|M.Sc Student||Sezganov Dmitry|
|Subject||Large Scale Content-Based Image Retrieval Using Geometric|
|Department||Department of Electrical Engineering||Supervisor||Professor Moshe Porat|
|Full Thesis text|
Visual search in very large image collections has become a timely research problem. We focus on specific object recognition search in which the goal is to find all the occurrences of a particular object in a very large image database, despite potential changes in scale, location and viewpoint, as well as changes in illumination, background clutter and partial occlusion. Typically, the images of interest (e.g., photos of landmarks) are indexed in a database enabling later search by visual queries. Such a database can contain millions of images, posing challenges in terms of memory, computational requirements and recognition performance. In this work, we concentrate on exploiting geometric information in these methods. We focus on the computational requirements in order to make them suitable for real-time applications.

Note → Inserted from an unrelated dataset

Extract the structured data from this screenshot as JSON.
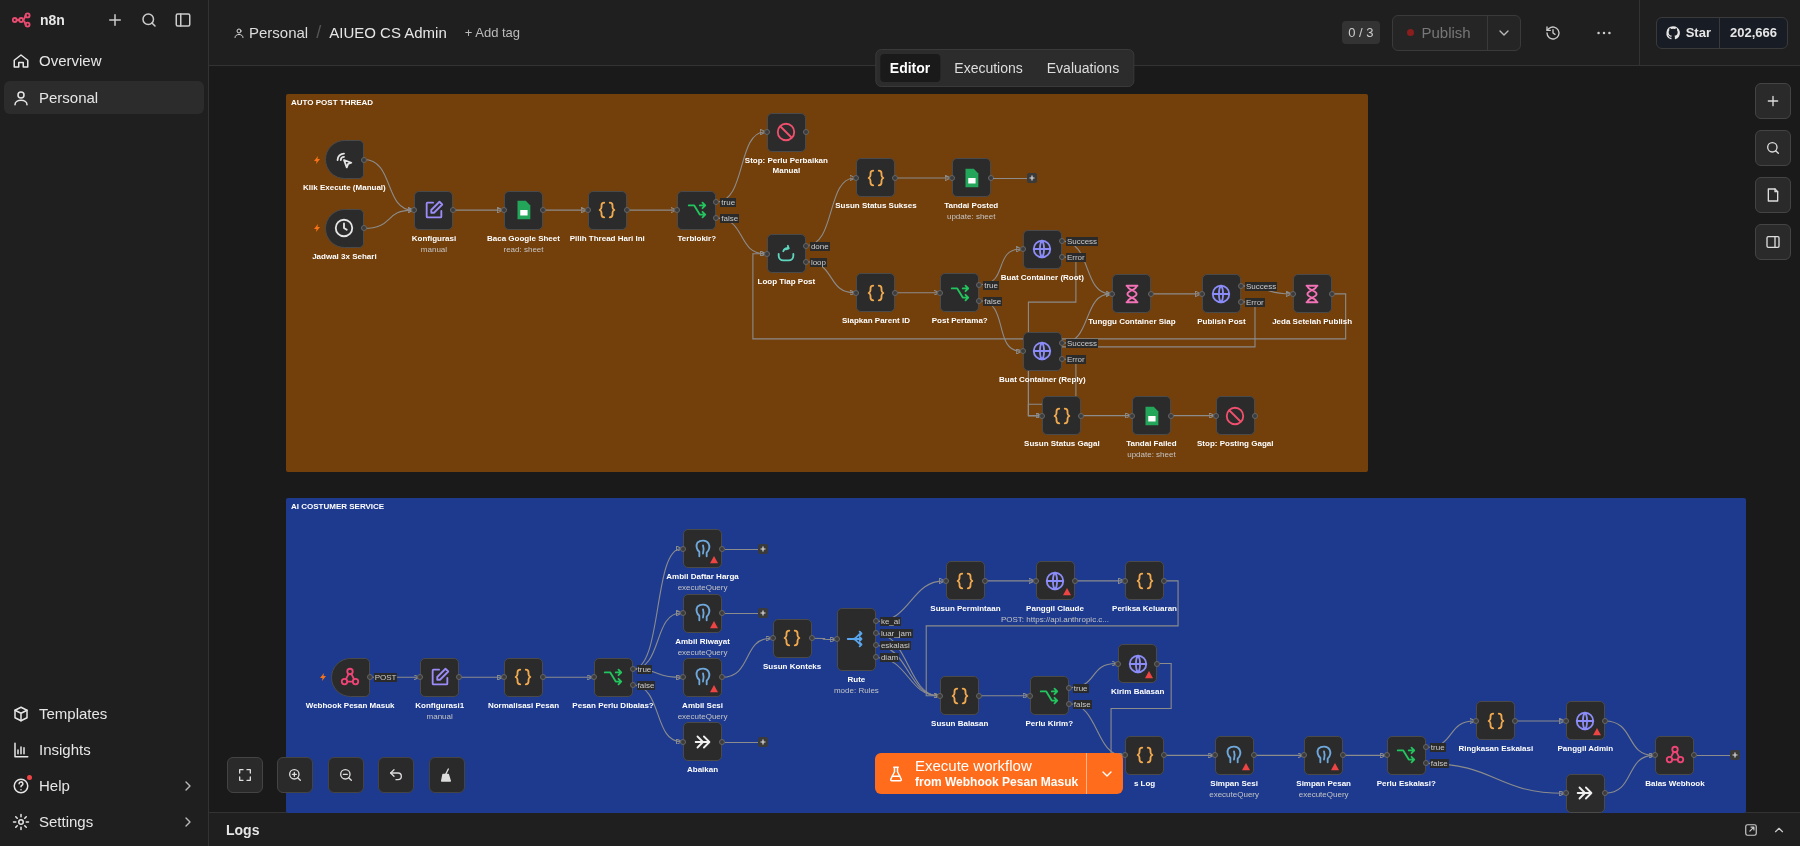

The bag-of-words (BOW) model is commonly used in information retrieval. Originally developed for text, it has been adapted for visual search. In spite of similarity, there are different challenges. Less effective weighting schemes and also quantization errors reduce the discrimination power of a single visual word. The standard BOW model completely ignores geometric relationship information between visual words. Geometrical information is usually involved only in the post-processing spatial verification step usually implemented with the RANdom SAmple Consensus (RANSAC) algorithm. To enable visual search in real-time, however, RANSAC can be applied only to a relatively small number of top candidates due to its computational requirements. We propose two new efficient algorithms for spatial verification between two sets of local features that can be integrated with inverted files. These algorithms significantly improve the initial ranking of the search results, promoting suitable candidate images to the top of the list. Experimental results show that the proposed methods outperform the baseline BOW followed by full geometric verification based on RANSAC. Full geometric verification can be complementary to further improve the search results.